Air travel has become the most convenient and fastest way to connect to distant parts of the world - from remote desert locations to snow-capped mountain tops. While flight landing and take-offs are the most important and nerve-wracking parts of air travel, some peculiar airports located in remote locations tend to become dangerous due to extreme weather conditions, natural obstructions, and other unavoidable factors.

Check out these five deadliest airports in the world that can turn into every pilots' and passengers' worst nightmare!

1. Courchevel International Airport, France

The Courchevel International Airport located in France comes with a mere 1,700-feet long runway. To make matters worst, the runway is built on a downward slope and has no emergency lights and instruments to assist in landing during bad weather. Only certified pilots can pull off such difficult landing and take-offs.
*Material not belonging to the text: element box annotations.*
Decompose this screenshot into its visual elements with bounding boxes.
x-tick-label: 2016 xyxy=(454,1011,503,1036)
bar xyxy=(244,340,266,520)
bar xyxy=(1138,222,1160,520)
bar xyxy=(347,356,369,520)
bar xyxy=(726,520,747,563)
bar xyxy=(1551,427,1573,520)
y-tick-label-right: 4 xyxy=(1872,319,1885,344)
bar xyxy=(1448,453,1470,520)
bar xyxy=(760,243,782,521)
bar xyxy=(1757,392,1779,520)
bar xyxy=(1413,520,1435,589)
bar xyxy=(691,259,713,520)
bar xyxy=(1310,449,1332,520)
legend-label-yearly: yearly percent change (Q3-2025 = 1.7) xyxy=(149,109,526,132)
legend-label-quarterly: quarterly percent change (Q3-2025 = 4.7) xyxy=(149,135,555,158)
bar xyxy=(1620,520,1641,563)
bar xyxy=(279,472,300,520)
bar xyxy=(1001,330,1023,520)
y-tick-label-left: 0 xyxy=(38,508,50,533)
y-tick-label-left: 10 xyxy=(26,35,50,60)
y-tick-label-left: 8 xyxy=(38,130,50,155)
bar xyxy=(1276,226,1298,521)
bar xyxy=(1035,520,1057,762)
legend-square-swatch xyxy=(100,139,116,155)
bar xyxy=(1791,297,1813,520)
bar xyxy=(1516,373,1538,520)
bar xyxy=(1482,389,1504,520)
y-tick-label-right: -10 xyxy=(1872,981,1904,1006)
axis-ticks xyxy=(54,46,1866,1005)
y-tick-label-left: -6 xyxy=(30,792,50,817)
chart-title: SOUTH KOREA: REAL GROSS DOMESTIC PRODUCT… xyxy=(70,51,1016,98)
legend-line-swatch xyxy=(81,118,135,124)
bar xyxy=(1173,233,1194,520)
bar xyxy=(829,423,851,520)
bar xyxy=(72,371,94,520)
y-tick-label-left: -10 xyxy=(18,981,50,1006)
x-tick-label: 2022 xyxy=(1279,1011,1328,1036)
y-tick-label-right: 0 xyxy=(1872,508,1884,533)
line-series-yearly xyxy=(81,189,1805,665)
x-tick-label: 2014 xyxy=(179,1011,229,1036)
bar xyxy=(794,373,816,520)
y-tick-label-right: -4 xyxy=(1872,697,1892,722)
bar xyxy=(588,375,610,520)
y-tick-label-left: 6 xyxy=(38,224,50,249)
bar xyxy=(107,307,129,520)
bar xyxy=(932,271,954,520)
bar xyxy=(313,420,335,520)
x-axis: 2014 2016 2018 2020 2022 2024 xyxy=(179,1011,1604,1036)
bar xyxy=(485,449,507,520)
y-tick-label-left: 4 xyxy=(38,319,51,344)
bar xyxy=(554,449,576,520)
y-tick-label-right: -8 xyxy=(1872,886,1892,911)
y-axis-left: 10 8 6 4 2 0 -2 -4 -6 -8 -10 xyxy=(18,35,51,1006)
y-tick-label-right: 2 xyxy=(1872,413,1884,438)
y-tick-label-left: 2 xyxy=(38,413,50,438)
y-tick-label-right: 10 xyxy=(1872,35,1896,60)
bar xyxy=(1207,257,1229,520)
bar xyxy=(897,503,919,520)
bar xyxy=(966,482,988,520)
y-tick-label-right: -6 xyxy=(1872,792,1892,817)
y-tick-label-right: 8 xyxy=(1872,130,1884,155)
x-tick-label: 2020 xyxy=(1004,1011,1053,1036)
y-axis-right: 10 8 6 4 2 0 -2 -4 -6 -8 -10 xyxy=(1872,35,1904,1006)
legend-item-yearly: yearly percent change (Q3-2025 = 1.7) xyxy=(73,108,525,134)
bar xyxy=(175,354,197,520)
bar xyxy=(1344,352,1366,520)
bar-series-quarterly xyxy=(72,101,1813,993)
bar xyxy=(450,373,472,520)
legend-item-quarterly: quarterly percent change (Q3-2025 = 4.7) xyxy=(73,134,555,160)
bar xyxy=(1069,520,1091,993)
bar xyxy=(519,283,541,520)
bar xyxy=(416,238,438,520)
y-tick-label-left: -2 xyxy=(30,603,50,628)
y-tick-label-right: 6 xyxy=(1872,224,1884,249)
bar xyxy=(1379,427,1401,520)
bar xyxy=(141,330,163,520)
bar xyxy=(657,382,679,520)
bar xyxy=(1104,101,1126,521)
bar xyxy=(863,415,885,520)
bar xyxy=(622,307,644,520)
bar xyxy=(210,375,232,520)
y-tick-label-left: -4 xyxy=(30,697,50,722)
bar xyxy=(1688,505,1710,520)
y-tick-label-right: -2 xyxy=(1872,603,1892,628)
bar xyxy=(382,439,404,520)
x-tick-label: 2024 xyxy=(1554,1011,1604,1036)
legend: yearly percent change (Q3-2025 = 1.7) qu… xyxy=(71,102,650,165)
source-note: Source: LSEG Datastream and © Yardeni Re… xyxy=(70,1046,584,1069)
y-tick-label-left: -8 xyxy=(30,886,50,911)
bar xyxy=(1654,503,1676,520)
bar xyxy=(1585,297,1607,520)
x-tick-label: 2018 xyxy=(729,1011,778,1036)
2. Gibraltar International, Gibraltar

The Gibraltar International Airport that's located in Gibraltar (British Overseas Territory) joined the deadliest airport list due to its one-of-a-kind feature. The airport's runway that intersects with the city's busiest road stops the traffic every time a plane lands.

3. Barra International Airport, Scotland

The Barra International Airport is located on the Island of Barra in Scotland. The rising tide and the weather condition becomes the main concern during landing and take-offs as the runway is just 5-feet above sea level, on the beach. During high tide, the runway gets completely submerged in the sea.

4. Gisborne Airport, New Zealand

The Gisborne Airport located in New Zealand is one of the deadliest airports in the world due to its runway that intersects with the national railway line. To avoid mishaps, the landings and take-offs are coordinated based on the train schedules.

5. Telluride Regional Airport, USA

The Telluride Regional Airport located in the United States of America sits 9,070-feet above sea level. What makes the airport deadly is its runway which has dangerous cliffs on both ends and strong vertical turbulence during winter.